Honest disclosure of what is not yet in place:

  • SOC 2 Type II (own attestation) In flight — readiness assessment in progress; first audit cycle targeted Q3 2026; first attestation report Q4 2026.
  • SOC 2 customer evidence-mapping In flight — the deliverable to your auditor for your own SOC 2 controls; targeted to be available to design partners Q3 2026; targeted to be generally available with the AgenticMem Attest tier.
  • HIPAA BAA template In flight — under legal review; available to design partners Q3 2026
  • FedRAMP authorization Charter — agency sponsor identification in progress; targeted authorization 2027 via FedRAMP 20x
  • ITAR registration Charter — pursued in parallel with first defense contractor design partner engagement
  • Penetration test report In flight — first independent third-party penetration test scheduled Q3 2026.
  • Insurance program (E&O / cyber) In flight — in procurement. Targeted to be in place prior to commercial launch. Any carrier and limits applicable to a given engagement are matters for the customer agreement applicable to that engagement; not disclosed on this page.
  • 24/7 SOC operations In flight — build in progress. Targeted to be stood up alongside AgenticMem Attest launch (Q3 2026). Any response targets applicable to a given engagement are specified in the customer agreement applicable to that engagement.
  • Hardware-attested keys (Ed25519) In flight — v0.7 milestone.
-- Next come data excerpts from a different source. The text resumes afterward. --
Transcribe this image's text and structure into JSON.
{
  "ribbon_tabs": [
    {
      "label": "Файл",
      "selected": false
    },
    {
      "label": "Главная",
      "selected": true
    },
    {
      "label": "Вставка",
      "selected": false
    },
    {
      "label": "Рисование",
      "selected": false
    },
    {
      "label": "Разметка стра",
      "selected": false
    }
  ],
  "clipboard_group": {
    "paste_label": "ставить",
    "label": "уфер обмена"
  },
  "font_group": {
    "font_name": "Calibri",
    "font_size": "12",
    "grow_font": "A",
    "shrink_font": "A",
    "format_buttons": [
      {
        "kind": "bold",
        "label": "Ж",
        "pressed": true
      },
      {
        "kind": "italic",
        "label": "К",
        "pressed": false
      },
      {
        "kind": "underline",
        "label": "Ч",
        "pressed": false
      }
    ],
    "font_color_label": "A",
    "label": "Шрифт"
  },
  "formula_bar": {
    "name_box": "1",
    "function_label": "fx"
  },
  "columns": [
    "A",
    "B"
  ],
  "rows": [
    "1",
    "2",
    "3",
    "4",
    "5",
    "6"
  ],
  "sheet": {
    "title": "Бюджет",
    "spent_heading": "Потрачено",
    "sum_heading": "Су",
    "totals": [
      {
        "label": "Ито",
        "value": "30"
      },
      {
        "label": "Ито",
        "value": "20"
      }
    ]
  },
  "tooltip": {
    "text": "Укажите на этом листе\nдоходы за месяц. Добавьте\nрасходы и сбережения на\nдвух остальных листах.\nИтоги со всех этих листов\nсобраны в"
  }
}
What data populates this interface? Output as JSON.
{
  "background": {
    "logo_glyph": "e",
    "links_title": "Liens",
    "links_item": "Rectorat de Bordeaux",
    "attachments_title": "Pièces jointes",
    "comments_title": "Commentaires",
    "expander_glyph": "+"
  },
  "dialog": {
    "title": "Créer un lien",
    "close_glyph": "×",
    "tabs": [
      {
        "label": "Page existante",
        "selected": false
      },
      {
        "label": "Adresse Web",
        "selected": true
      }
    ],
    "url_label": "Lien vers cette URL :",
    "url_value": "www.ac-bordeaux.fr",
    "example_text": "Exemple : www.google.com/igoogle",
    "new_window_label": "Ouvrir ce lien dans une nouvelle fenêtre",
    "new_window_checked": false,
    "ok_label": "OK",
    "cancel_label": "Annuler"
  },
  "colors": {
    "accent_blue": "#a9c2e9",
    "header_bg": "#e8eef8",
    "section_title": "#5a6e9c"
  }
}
Substrate-level Ed25519 attestation ships with ai-memory v0.7, target end Q2 2026.
  • Cleared workforce Charter — no AgenticMem personnel hold federal security clearances as of 2026-05; clearance is targeted to be initiated through the sponsoring-agency process at engagement, alongside Sovereign-tier delivery.

If you need any of the above before we have it, we should not be your vendor yet. Run the OSS in pilot, evaluate other vendors that hold these certifications today, and revisit AgenticMem at our commercial launch.

Pre-launch inquiry — discovery call View ai-memory on GitHub

OSS permanence — pledge to be published

The Apache 2.0 license on ai-memory™ is permanent. The four principles describing the open-source-license posture (no relicense, no paywall on OSS features, no commercial coupling, right to fork) are intended to be published as a dated, owner-signed OSS Permanence Pledge at github.com/alphaonedev/ai-memory-mcp once finalized. Marketing language about future licensing can be unwound by the entity that produced it; a published pledge document at the canonical repository sits at a different evidentiary level. Procurement teams may attach the pledge document, once published, to their vendor file as the open-source-license posture of ai-memory™.